Griffin Reads – I’ll Mature When I’m Dead

Title: I’ll Mature When I’m Dead

Author: Dave Barry

Genre: Humor, Satire, Contemporary Nonfiction

Summary:

In this collection of Dave Barry’s columns and essays, the Pulitzer Prize-winning humorist tackles the absurdities of everyday life with his trademark wit and irreverence. From bizarre news stories and cultural commentary to family life, technology, and the challenges of aging, Barry takes readers on a laugh-out-loud tour of the strange, funny, and occasionally frustrating aspects of modern living.

I’ll Mature When I’m Dead is a showcase of Barry’s talent for observing the world with sharp eyes, a keen sense of timing, and a refusal to take anything too seriously—except perhaps his own lack of maturity.

Content Guide:

  • Mild language typical of humor writing
  • Satirical treatment of contemporary issues and personal life
  • No graphic violence or sexual content
  • Humor that sometimes touches on adult experiences (aging, relationships, work)

My Thoughts:

Another book from the Dave Barry section of my personal library. This one was written more recently than most of his other nonfiction that I’ve read, and despite the title, often reflects a more mature, subdued voice than some of his earlier, sillier humor.

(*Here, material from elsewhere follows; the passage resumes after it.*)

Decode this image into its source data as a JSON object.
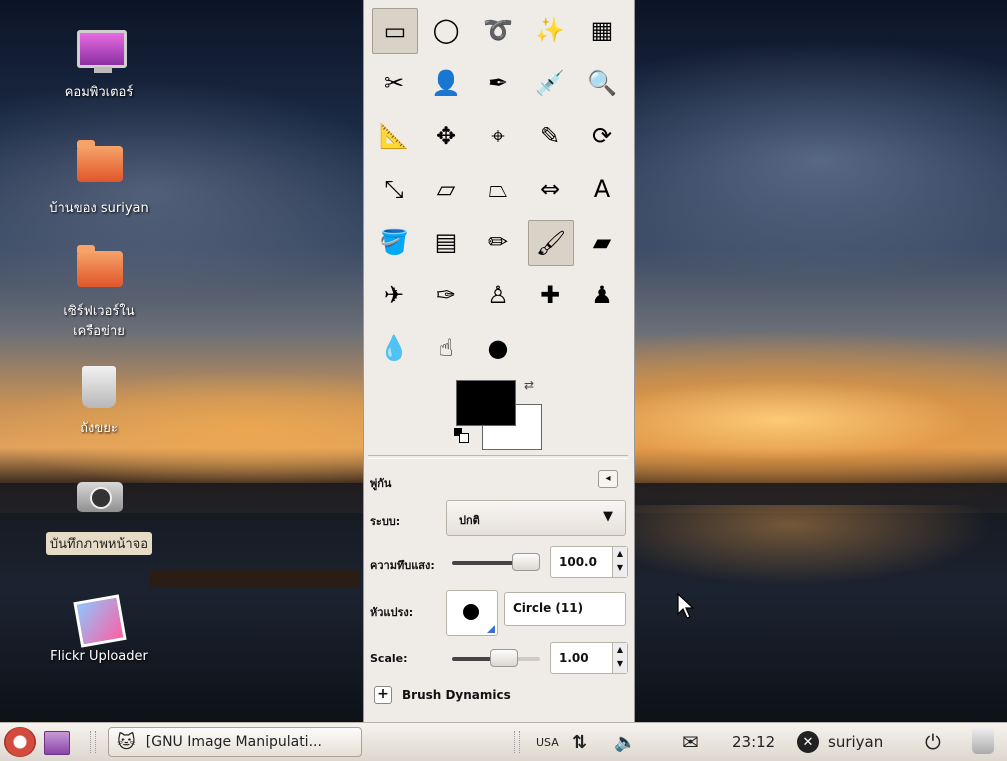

If I had to pick a theme for this book, it’s about letting go. For most of his professional life, Barry seemed to consider himself a newspaper columnist first and an author second. For decades he wrote for the Miami Herald and its sister magazine Tropic, but this book comes as he leaves that career due to the death of traditionally printed newspapers. It’s a humorous, yet bittersweet parting.

Barry continues the trend of meta commentary by revealing far more of what it’s like to not only be a guy or a dad or a husband, but to be an author. From writing a failed screenplay to sitting in that nebulous middle ground of celebrity where people mistakenly recognize you as somebody else, Barry exposes some of the unique experiences faced by people trying to make a living writing down words. I suspect we would have had a poignant chapter about AI if ChatGPT had existed when this book was written.

My favorite part of the book is also the most unashamedly ridiculous section, a multiple-chapter spoof of the Twilight series. It takes up the size of a large short story, and is written with a masterful blend of bizarrity and careful attention to craft. There are jokes in it that only authors would get, and I love Barry for that. As just one example, the story never once uses a typical dialogue tag (“he said, she said,” etc.) which is something that so many of my writing students agonize over no matter how many times I tell them not to fear using normal tags.

Maybe Barry wrote this book just for me. If so, I’ll take it. But if you love humor writing and especially if you’re a writer, you deserve this book as a special treat.